En dehors de l’énergie propre, certaines industries telles celle de la construction ou encore le textile utilisent des matériaux à l’origine d’importantes émissions de CO2 : c’est le cas du béton issu de calcaire chauffé à 1 450 degrés ou encore de certaines matières dont l’extraction est particulièrement polluante, telles que le fer, le chrome ou encore l’aluminium. Il est donc essentiel de trouver des alternatives à ces matériaux. Par exemple, CH-Bioforce a développé un nouveau procédé afin de transformer la biomasse en trois matériaux qui peuvent être utilisés pour remplacer les matières à base de pétrole et / ou d’aliments pour les textiles, les emballages, la cosmétique et d’autres produits.
3. Capturer les émissions déjà émises pour les revaloriser
Ces différentes technologies permettent de réduire les émissions de CO2. Mais une fois le CO2 émit, il existe tout de même une manière de réduire l’impact néfaste sur le climat à travers les technologies de capture du CO2 et de revalorisation.
Plusieurs technologies existent pour capturer les émissions de CO2. Le premier moyen de revalorisation consiste à créer un cercle vertueux en séquestrant sous terre le CO2 capturé afin de le transformer de nouveau en hydrocarbure à terme. C’est par exemple ce que réalise Terracoh (placée dans le top 30 % des startups notées par Early Metrics) ou encore See02. Leur technologie décompose les gaz à effet de serre en divers carburants pour produire de l’électricité, de la chaleur, de l’oxygène et de l’énergie.
D’autres technologies utilisent le CO2 afin de constituer des matériaux tels que le ciment / l’agrégat. Par exemple, Blue Planet (placée dans le top 30 % des startups notées par Early Metrics) combine le dioxyde de carbone récupéré avec du calcium provenant des déchets, pour fabriquer un agrégat de calcaire synthétique, utilisable pour le bâtiment. D’autres startups travaillent sur d’autres matériaux, comme Lanzatech qui travaille sur une large gamme de produits à base de CO2 revalorisé : du parfum à la lessive, en passant par le textile.
Certaines startups travaillent sur la capture et le stockage du CO2 sans objectif de revalorisation mais afin de réduire la pollution atmosphérique. Par exemple, Carbfix capte le CO2 soit par sa dissolution dans l’eau à partir des centrales électriques, soit directement dans l’atmosphère par captage dans l’air suivi de sa dissolution dans l’eau. L’eau carbonée est ensuite injectée dans le sous-sol où elle réagit avec la roche pour se solidifier et ainsi être stockée.
Le chemin est encore long…
L’écosystème startup propose donc de nombreuses solutions afin de réduire l’impact de l’industrie sur l’environnement. Ces solutions ont bien entendu chacune leurs limites et l’industrie doit développer une stratégie de durabilité complète qui s’attaque à toutes les étapes de la production afin d’avoir un réel impact.

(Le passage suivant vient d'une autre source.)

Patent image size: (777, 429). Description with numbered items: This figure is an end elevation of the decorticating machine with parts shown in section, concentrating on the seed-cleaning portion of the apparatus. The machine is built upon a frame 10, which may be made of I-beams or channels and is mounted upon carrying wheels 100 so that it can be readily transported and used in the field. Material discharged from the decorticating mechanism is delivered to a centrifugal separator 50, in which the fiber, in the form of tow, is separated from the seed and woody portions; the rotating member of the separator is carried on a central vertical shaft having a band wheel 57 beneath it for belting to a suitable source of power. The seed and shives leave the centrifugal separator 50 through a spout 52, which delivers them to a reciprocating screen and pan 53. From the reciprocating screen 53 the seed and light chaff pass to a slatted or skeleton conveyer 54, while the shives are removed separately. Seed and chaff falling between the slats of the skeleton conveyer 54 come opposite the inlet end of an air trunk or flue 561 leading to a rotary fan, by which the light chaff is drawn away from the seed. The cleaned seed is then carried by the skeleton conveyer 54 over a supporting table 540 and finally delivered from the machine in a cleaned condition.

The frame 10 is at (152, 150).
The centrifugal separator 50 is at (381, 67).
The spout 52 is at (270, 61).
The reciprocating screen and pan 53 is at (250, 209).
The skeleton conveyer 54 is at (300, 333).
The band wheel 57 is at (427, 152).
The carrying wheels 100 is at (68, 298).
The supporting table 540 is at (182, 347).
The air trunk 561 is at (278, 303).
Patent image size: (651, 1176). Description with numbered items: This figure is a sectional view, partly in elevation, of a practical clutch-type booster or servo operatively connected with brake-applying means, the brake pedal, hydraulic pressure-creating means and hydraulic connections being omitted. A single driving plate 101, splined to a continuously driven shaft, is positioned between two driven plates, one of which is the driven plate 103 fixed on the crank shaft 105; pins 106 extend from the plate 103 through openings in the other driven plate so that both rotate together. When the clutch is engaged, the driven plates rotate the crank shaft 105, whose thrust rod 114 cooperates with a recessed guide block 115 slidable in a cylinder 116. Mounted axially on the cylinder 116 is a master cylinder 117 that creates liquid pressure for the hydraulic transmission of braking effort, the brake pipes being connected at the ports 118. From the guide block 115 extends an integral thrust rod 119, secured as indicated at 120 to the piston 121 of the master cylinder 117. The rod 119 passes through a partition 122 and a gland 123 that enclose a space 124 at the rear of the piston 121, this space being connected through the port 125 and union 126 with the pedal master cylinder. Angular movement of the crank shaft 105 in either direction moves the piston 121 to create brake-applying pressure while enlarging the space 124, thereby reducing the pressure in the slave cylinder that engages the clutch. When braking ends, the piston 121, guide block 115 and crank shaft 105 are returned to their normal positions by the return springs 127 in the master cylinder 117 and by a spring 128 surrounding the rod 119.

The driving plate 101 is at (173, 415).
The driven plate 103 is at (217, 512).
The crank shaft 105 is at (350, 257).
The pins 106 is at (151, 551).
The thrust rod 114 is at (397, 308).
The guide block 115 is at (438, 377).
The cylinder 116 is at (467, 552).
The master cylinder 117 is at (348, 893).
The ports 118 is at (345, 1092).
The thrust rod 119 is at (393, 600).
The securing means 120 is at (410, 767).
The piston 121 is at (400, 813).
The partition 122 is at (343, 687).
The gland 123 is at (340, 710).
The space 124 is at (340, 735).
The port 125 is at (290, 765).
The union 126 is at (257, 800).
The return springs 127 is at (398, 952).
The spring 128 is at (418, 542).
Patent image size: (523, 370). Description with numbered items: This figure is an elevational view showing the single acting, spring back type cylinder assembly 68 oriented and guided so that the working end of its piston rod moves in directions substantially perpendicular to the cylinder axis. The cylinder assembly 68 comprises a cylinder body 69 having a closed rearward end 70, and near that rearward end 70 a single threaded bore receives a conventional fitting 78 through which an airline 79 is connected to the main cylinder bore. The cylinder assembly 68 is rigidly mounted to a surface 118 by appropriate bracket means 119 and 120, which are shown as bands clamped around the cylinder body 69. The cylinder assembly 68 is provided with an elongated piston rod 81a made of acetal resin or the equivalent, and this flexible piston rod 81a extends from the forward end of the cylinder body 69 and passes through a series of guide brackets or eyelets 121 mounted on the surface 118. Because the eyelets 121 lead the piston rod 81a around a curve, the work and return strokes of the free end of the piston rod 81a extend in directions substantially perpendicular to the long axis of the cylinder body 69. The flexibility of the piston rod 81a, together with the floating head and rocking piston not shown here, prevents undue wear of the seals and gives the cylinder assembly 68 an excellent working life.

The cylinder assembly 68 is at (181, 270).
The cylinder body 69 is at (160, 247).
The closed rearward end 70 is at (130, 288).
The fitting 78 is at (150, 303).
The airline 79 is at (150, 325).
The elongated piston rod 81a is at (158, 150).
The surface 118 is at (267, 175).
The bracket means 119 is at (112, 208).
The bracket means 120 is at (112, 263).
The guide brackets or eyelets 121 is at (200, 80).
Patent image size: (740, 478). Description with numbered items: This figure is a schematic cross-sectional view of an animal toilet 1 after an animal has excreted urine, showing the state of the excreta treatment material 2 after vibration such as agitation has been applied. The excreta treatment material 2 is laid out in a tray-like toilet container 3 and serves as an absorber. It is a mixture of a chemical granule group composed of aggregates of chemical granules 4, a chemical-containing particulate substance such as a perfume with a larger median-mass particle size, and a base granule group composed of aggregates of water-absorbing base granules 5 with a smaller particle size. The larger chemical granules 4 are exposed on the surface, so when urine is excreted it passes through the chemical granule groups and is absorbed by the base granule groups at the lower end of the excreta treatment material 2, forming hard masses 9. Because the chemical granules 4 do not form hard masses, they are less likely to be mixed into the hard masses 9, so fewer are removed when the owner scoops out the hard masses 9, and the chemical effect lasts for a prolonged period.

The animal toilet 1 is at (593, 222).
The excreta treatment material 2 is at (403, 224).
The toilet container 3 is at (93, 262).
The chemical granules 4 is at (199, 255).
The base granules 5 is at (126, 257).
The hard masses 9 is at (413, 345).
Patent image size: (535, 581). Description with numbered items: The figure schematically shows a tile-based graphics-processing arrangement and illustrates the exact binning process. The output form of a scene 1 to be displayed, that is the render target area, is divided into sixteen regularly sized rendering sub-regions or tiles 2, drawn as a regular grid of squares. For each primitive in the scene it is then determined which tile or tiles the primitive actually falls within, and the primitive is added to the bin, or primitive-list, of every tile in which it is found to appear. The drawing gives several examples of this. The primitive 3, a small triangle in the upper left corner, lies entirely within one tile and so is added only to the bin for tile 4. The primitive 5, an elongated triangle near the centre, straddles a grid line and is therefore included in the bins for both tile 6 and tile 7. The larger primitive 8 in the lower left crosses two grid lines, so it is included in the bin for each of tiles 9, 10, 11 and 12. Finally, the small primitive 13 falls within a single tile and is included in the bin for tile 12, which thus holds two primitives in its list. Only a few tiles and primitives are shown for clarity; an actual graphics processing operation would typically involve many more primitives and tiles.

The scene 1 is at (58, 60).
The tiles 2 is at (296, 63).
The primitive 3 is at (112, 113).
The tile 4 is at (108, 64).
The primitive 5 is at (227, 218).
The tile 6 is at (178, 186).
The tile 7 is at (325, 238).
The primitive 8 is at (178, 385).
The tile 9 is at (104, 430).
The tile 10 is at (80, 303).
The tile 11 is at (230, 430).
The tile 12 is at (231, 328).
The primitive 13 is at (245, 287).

Aujourd’hui, les fonds d’investissements participent activement à l’éclosion de ces nouvelles technologies. D’après Climate Tech VC, les startups climate tech ont levé environ 40 Mds$ en 2021, avec un fort taux d’investissements dans le secteur de l’énergie. Par ailleurs, aux États-Unis, un des plus grands émetteurs d’émissions carbone à l’échelle mondiale, il y a eu 6.8 Mds$ d’investis en 2021 dans la Greentech, un record dans le secteur. L’accès à ce type d’investissement et la popularisation des partenariats entre startups et grands groupes de l’industrie permettra à ce secteur de continuer sa lancée vers des pratiques plus durables. Néanmoins, le chemin est encore long pour la décarbonation de l’industrie, et demandera encore du temps, énormément d’efforts et des investissements importants.